Comment Re:Jackpot (Score 1) 617

Although they state that "unsolicited goods" can be treated as unconditional gifts that do not need to be returned, and that it is illegal for the sender to threaten legal action - the legislation they are based on adds the qualification that this only applies if there was no "prior request made by or on behalf of the recipient".

But without reading the law in question, and I would have no idea where to start because it's not US law, what does that actually mean? Prior request for what? A prior request for anything? If I buy a Lamborghini Hat and then I am delivered a Lamborghini Aventador, does that count? I certainly haven't requested a car. Likewise, these people haven't requested a PS Vita.

Comment Re:Jackpot (Score 1) 617

But what is the *right* thing to do?

Keep it, to motivate them to get their shit straight next time. They write it off as a loss and maybe make some kind of insurance claim. Maybe they fire the person responsible, do a little housecleaning.

if somebody sends me something by mistake, then asks for it back, they are getting it back because that's what I would want them to do if I sent them something by mistake.

Maybe you shouldn't be sending things to people by mistake. It's pretty hard for an individual to do.

Comment Re:Jackpot (Score 1) 617

If you take it literally, yes. But you are being too literal.

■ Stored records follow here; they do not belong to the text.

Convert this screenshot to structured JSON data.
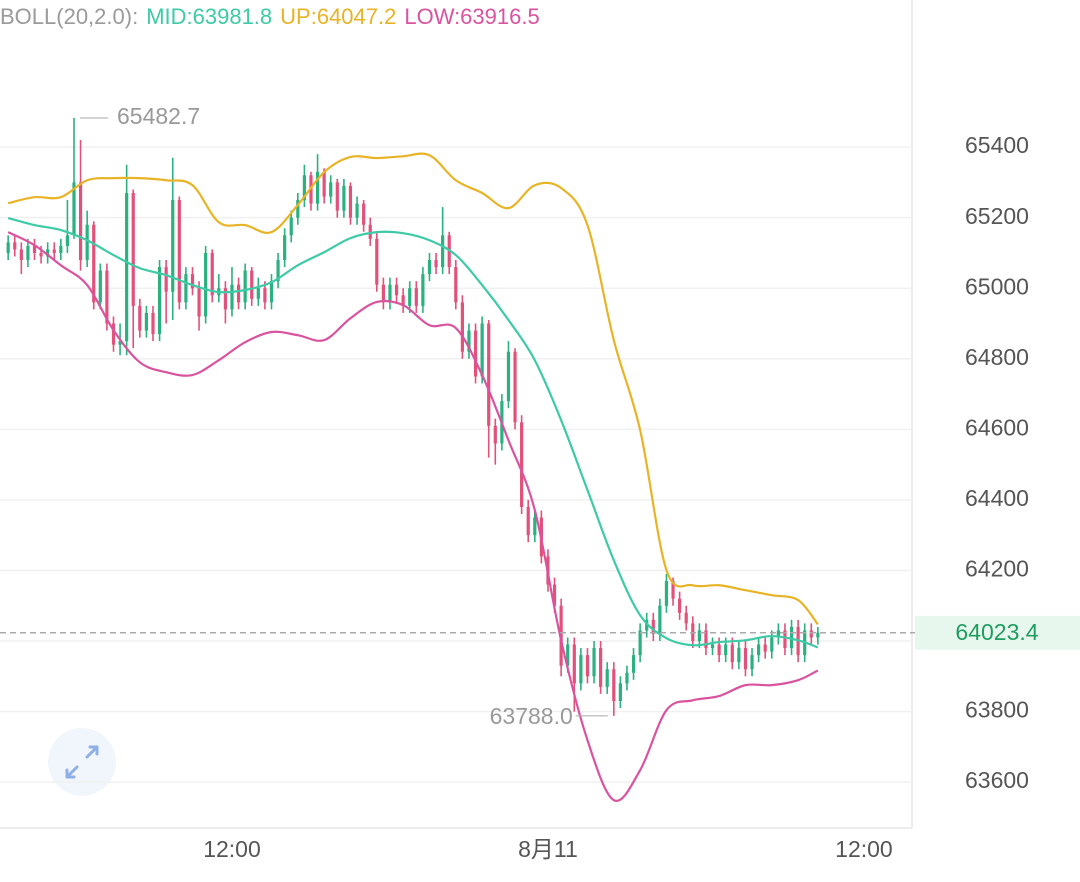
{
  "chart_data": {
    "type": "candlestick",
    "indicator": {
      "name": "BOLL(20,2.0):",
      "mid": "MID:63981.8",
      "up": "UP:64047.2",
      "low": "LOW:63916.5"
    },
    "up_color": "#2bb07f",
    "down_color": "#e2517a",
    "x": [
      0,
      1,
      2,
      3,
      4,
      5,
      6,
      7,
      8,
      9,
      10,
      11,
      12,
      13,
      14,
      15,
      16,
      17,
      18,
      19,
      20,
      21,
      22,
      23,
      24,
      25,
      26,
      27,
      28,
      29,
      30,
      31,
      32,
      33,
      34,
      35,
      36,
      37,
      38,
      39,
      40,
      41,
      42,
      43,
      44,
      45,
      46,
      47,
      48,
      49,
      50,
      51,
      52,
      53,
      54,
      55,
      56,
      57,
      58,
      59,
      60,
      61,
      62,
      63,
      64,
      65,
      66,
      67,
      68,
      69,
      70,
      71,
      72,
      73,
      74,
      75,
      76,
      77,
      78,
      79,
      80,
      81,
      82,
      83,
      84,
      85,
      86,
      87,
      88,
      89,
      90,
      91,
      92,
      93,
      94,
      95,
      96,
      97,
      98,
      99,
      100,
      101,
      102,
      103,
      104,
      105,
      106,
      107,
      108,
      109,
      110,
      111,
      112,
      113,
      114,
      115,
      116,
      117,
      118,
      119,
      120,
      121,
      122,
      123
    ],
    "open": [
      65100,
      65130,
      65110,
      65080,
      65120,
      65100,
      65090,
      65110,
      65100,
      65120,
      65150,
      65300,
      65080,
      65180,
      64960,
      65050,
      64900,
      64840,
      64850,
      65270,
      64950,
      64880,
      64930,
      64870,
      65060,
      64990,
      65250,
      64960,
      65040,
      65000,
      64920,
      65100,
      64980,
      65000,
      64940,
      65010,
      64960,
      65050,
      64970,
      65000,
      64960,
      65020,
      65080,
      65150,
      65200,
      65250,
      65320,
      65240,
      65330,
      65260,
      65300,
      65220,
      65290,
      65200,
      65240,
      65180,
      65140,
      65010,
      64960,
      65010,
      64980,
      64950,
      65000,
      64950,
      65040,
      65080,
      65060,
      65150,
      65060,
      64960,
      64820,
      64880,
      64750,
      64900,
      64610,
      64560,
      64680,
      64820,
      64620,
      64380,
      64300,
      64350,
      64240,
      64160,
      64100,
      63930,
      63990,
      63880,
      63960,
      63900,
      63980,
      63870,
      63920,
      63830,
      63880,
      63910,
      63960,
      64030,
      64060,
      64020,
      64100,
      64170,
      64120,
      64080,
      64050,
      64000,
      64030,
      63980,
      63990,
      63960,
      63990,
      63940,
      63980,
      63920,
      63960,
      63990,
      63970,
      64010,
      64030,
      63980,
      64040,
      63960,
      64030,
      64010
    ],
    "high": [
      65150,
      65150,
      65130,
      65140,
      65140,
      65120,
      65130,
      65130,
      65140,
      65250,
      65482.7,
      65420,
      65220,
      65190,
      65070,
      65070,
      64920,
      64900,
      65350,
      65280,
      64970,
      64950,
      64950,
      65080,
      65080,
      65370,
      65260,
      65060,
      65060,
      65020,
      65120,
      65110,
      65040,
      65020,
      65060,
      65030,
      65070,
      65060,
      65030,
      65020,
      65040,
      65100,
      65170,
      65220,
      65270,
      65350,
      65330,
      65380,
      65340,
      65320,
      65310,
      65310,
      65300,
      65260,
      65250,
      65200,
      65160,
      65030,
      65030,
      65030,
      65000,
      65020,
      65020,
      65060,
      65100,
      65100,
      65230,
      65160,
      65080,
      64980,
      64900,
      64900,
      64920,
      64910,
      64630,
      64700,
      64850,
      64830,
      64640,
      64400,
      64370,
      64370,
      64260,
      64180,
      64120,
      64010,
      64010,
      63980,
      63980,
      64000,
      64000,
      63940,
      63940,
      63900,
      63930,
      63980,
      64050,
      64080,
      64080,
      64120,
      64190,
      64180,
      64140,
      64100,
      64070,
      64050,
      64050,
      64010,
      64010,
      64010,
      64010,
      64000,
      64000,
      63980,
      64010,
      64010,
      64030,
      64050,
      64050,
      64060,
      64060,
      64050,
      64050,
      64040
    ],
    "low": [
      65080,
      65090,
      65040,
      65060,
      65080,
      65070,
      65070,
      65080,
      65080,
      65100,
      65140,
      65050,
      65060,
      64940,
      64940,
      64880,
      64820,
      64810,
      64810,
      64830,
      64860,
      64860,
      64850,
      64850,
      64900,
      64910,
      64940,
      64940,
      64980,
      64880,
      64900,
      64960,
      64960,
      64900,
      64920,
      64940,
      64940,
      64950,
      64950,
      64940,
      64940,
      65000,
      65060,
      65130,
      65180,
      65230,
      65220,
      65220,
      65240,
      65240,
      65200,
      65200,
      65180,
      65180,
      65160,
      65120,
      64990,
      64940,
      64940,
      64960,
      64930,
      64930,
      64930,
      64930,
      65020,
      65040,
      65040,
      65040,
      64940,
      64800,
      64800,
      64730,
      64730,
      64520,
      64500,
      64540,
      64660,
      64600,
      64360,
      64280,
      64280,
      64220,
      64140,
      64080,
      63900,
      63910,
      63800,
      63860,
      63880,
      63880,
      63850,
      63850,
      63788,
      63810,
      63860,
      63890,
      63940,
      64010,
      64000,
      64000,
      64080,
      64100,
      64060,
      64030,
      63980,
      63980,
      63960,
      63960,
      63940,
      63940,
      63920,
      63920,
      63900,
      63900,
      63940,
      63950,
      63950,
      63990,
      63960,
      63960,
      63940,
      63940,
      63990,
      63990
    ],
    "close": [
      65130,
      65110,
      65080,
      65120,
      65100,
      65090,
      65110,
      65100,
      65120,
      65150,
      65300,
      65080,
      65180,
      64960,
      65050,
      64900,
      64840,
      64850,
      65270,
      64950,
      64880,
      64930,
      64870,
      65060,
      64990,
      65250,
      64960,
      65040,
      65000,
      64920,
      65100,
      64980,
      65000,
      64940,
      65010,
      64960,
      65050,
      64970,
      65000,
      64960,
      65020,
      65080,
      65150,
      65200,
      65250,
      65320,
      65240,
      65330,
      65260,
      65300,
      65220,
      65290,
      65200,
      65240,
      65180,
      65140,
      65010,
      64960,
      65010,
      64980,
      64950,
      65000,
      64950,
      65040,
      65080,
      65060,
      65150,
      65060,
      64960,
      64820,
      64880,
      64750,
      64900,
      64610,
      64560,
      64680,
      64820,
      64620,
      64380,
      64300,
      64350,
      64240,
      64160,
      64100,
      63930,
      63990,
      63880,
      63960,
      63900,
      63980,
      63870,
      63920,
      63830,
      63880,
      63910,
      63960,
      64030,
      64060,
      64020,
      64100,
      64170,
      64120,
      64080,
      64050,
      64000,
      64030,
      63980,
      63990,
      63960,
      63990,
      63940,
      63980,
      63920,
      63960,
      63990,
      63970,
      64010,
      64030,
      63980,
      64040,
      63960,
      64030,
      64010,
      64023.4
    ],
    "series": [
      {
        "color": "#e8b325",
        "x": [
          0,
          4,
          8,
          12,
          16,
          20,
          24,
          28,
          32,
          36,
          40,
          44,
          48,
          52,
          56,
          60,
          64,
          68,
          72,
          76,
          80,
          84,
          88,
          92,
          96,
          100,
          104,
          108,
          112,
          116,
          120,
          123
        ],
        "values": [
          65241,
          65258,
          65258,
          65306,
          65312,
          65312,
          65306,
          65292,
          65187,
          65179,
          65159,
          65236,
          65329,
          65372,
          65369,
          65374,
          65377,
          65306,
          65270,
          65227,
          65292,
          65284,
          65179,
          64853,
          64598,
          64201,
          64158,
          64158,
          64144,
          64130,
          64116,
          64047.2
        ]
      },
      {
        "color": "#3dcaa6",
        "x": [
          0,
          4,
          8,
          12,
          16,
          20,
          24,
          28,
          32,
          36,
          40,
          44,
          48,
          52,
          56,
          60,
          64,
          68,
          72,
          76,
          80,
          84,
          88,
          92,
          96,
          100,
          104,
          108,
          112,
          116,
          120,
          123
        ],
        "values": [
          65199,
          65179,
          65165,
          65136,
          65094,
          65057,
          65037,
          65009,
          64989,
          64995,
          65017,
          65065,
          65102,
          65142,
          65159,
          65156,
          65136,
          65094,
          65009,
          64910,
          64796,
          64626,
          64428,
          64229,
          64073,
          64008,
          63988,
          63997,
          64002,
          64014,
          64002,
          63981.8
        ]
      },
      {
        "color": "#d9539f",
        "x": [
          0,
          4,
          8,
          12,
          16,
          20,
          24,
          28,
          32,
          36,
          40,
          44,
          48,
          52,
          56,
          60,
          64,
          68,
          72,
          76,
          80,
          84,
          88,
          92,
          96,
          100,
          104,
          108,
          112,
          116,
          120,
          123
        ],
        "values": [
          65159,
          65122,
          65065,
          65009,
          64881,
          64790,
          64762,
          64754,
          64796,
          64847,
          64876,
          64867,
          64853,
          64915,
          64961,
          64952,
          64895,
          64887,
          64754,
          64569,
          64371,
          64002,
          63719,
          63549,
          63634,
          63804,
          63832,
          63844,
          63875,
          63875,
          63889,
          63916.5
        ]
      }
    ],
    "max_label": "65482.7",
    "min_label": "63788.0",
    "last_price_label": "64023.4",
    "xlim": [
      -1.24,
      137.3
    ],
    "xticks": [
      {
        "value": 34,
        "label": "12:00"
      },
      {
        "value": 82,
        "label": "8月11"
      },
      {
        "value": 130,
        "label": "12:00"
      }
    ],
    "ylim": [
      63470,
      65817
    ],
    "yticks": [
      63600,
      63800,
      64000,
      64200,
      64400,
      64600,
      64800,
      65000,
      65200,
      65400
    ],
    "grid": true
  }
}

Judges are like that as well "too literal". Haven't you people heard of situations of bank mistakes, people taking the money and running? Do you remember how they didn't get to keep it and did jail time for attempting to do so? The only difference here is the value is trivial in comparison, which means it's often considered a small enough amount that it's not worth locking people up for their dishonesty.

That is a lie, and you are a liar. The difference here is that someone has put a physical item in the mail, and sent it to you, and now you have it in your hot little hands. Absent an agreement to send it back, it is now yours as per U.S. law, as it is illegal for them to have actually sent you the package to begin with!

Now, this didn't happen in the US, so that's totally fucking irrelevant. But still, right now we're talking about US law, and it says that if someone sends you something you didn't order, you can keep it, send it back, donate it to charity, or indeed stick it up your arse if you're not violating any sodomy laws or other ostensibly unconstitutional but still-on-the-books bullshit.